Jon by Ellen Dubin Photography
JB: My guest today is Jon Reiner, author of The Man Who Couldn't Eat : A Memoir.
Welcome to OpEdNews, Jon. In 2010, you won the James Beard Foundation for Magazine Feature Writing. Your 2009 essay in Esquire by the same name later evolved into this book, published in September 2011. Wasn't it a bit unorthodox that the James Beard Foundation honored you for writing something that, rather than celebrating food in all its glory, dwelled primarily on food's assault on you and your inability to eat anything at all?
JR: Thank you for the opportunity to share my story with OpEdNews. When my Esquire editor, Mark Warren, contacted me after the James Beard Foundation Awards were announced and exclaimed, "We won!" it served as the commemorative start of a fruitful period of wonderful irony. I never intended this, but I have become the anti-food food writer.
It's a specialized niche; I am the only member, so we always have a quorum at the group meetings. Yes, it has all been extraordinarily unorthodox, but that's of a piece with the arc of my writing career. If you enjoy irony, this one has been the laugh that keeps on going. Recently, I was invited to be a keynote speaker at a food symposium, called MAD 2013, in Copenhagen this coming August. The symposium is led by Rene Redzepi, who is the chef at Restaurant Noma there, one of the top restaurants in the world. The other keynoters are all celebrated chefs and industry professionals. It's astonishing.
JB: It is! You've had a chronic case of Crohn's disease for years. And then, on top of it, you endured a botched emergency surgery that almost killed you. That's the basis of your book. And beyond telling that story, it also focuses an awful lot on food, most of which you couldn't or shouldn't eat. Have you thought about why and how food is so central to our experience, how we define ourselves and live our lives?

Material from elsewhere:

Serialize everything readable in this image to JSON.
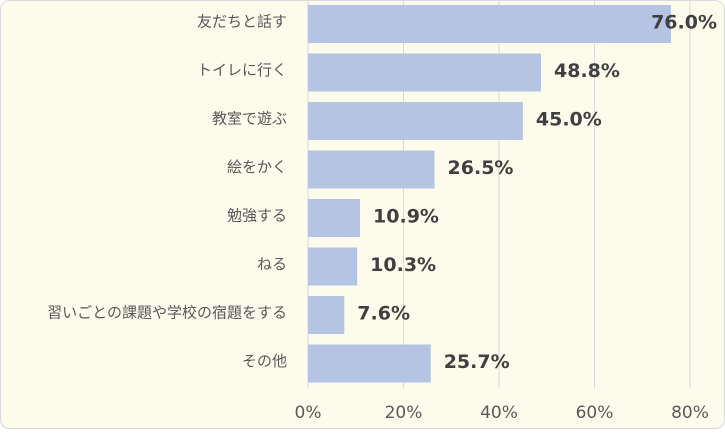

JR: Remember the old Joni Mitchell line, "You don't know what you've got till it's gone." That's a good starting point to explain my relationship with food and how it manifested itself in the writing process. Before I went through the months of Nothing-By-Mouth that prompted The Man Who Couldn't Eat, I never considered writing about food, which was odd both because it had become so prevalent in literature and because I was a voracious eater, a flavor fiend. And, I must confess, months into my food deprivation, the notion of telling the story of a profound episode through the absence of and craving for food still didn't occur to me.
During a hospital visit, my editor suggested to me the idea of writing about what it's like not to be able to eat. In my state -- miserable and despondent -- it took me a while to wrap my head around the concept. Eventually, when I started writing, the story became unstoppable. Food, in all of its dynamic elements -- taste, craving, appetite, smell, sense memory, psychology, family dynamics, occasion, history, culture, politics, economics -- offered a conceit that was as rich as anything I'd tried in my writing before. Food's universality enabled me to tell a story of personal trauma without worrying "Who's going to care?' Food is as essential as breathing, and, at the risk of putting too fine a point on it, it gave me breath as a writer. It sustained my storytelling.
JB: How did serious and chronic illness affect your family? Your marriage? Your relationship with your kids? Your thoughts about yourself?
JR: Before I get to this, I see that Michele Bachmann said that people who are unemployed should starve. I recognize now that The Man Who Couldn't Eat isn't about illness; it's about unemployment.
JB: She'll change her tune as soon as she finds herself jobless.
JR: One can only hope that reason will penetrate the cranium of the not-soon-enough-ex-Representative from Mars. On the other hand, I just received a Tweet from a reader that stated: "The other day I spent my last 30 pounds [currency] on face paint and glitter. Now I can't afford food." In this case, the congresswoman might have a point.
Regarding your question about the impact of illness on me and my family, it's no picnic. During the period of The Man Who Couldn't Eat, my health-related encumberments and limitations isolated me physically, the Nothing-By-Mouth regimen isolated me socially, and the depression of declining health isolated me psychologically. I was a stay-at-home dad of two school-age children who was no longer capable of providing for their many daily needs.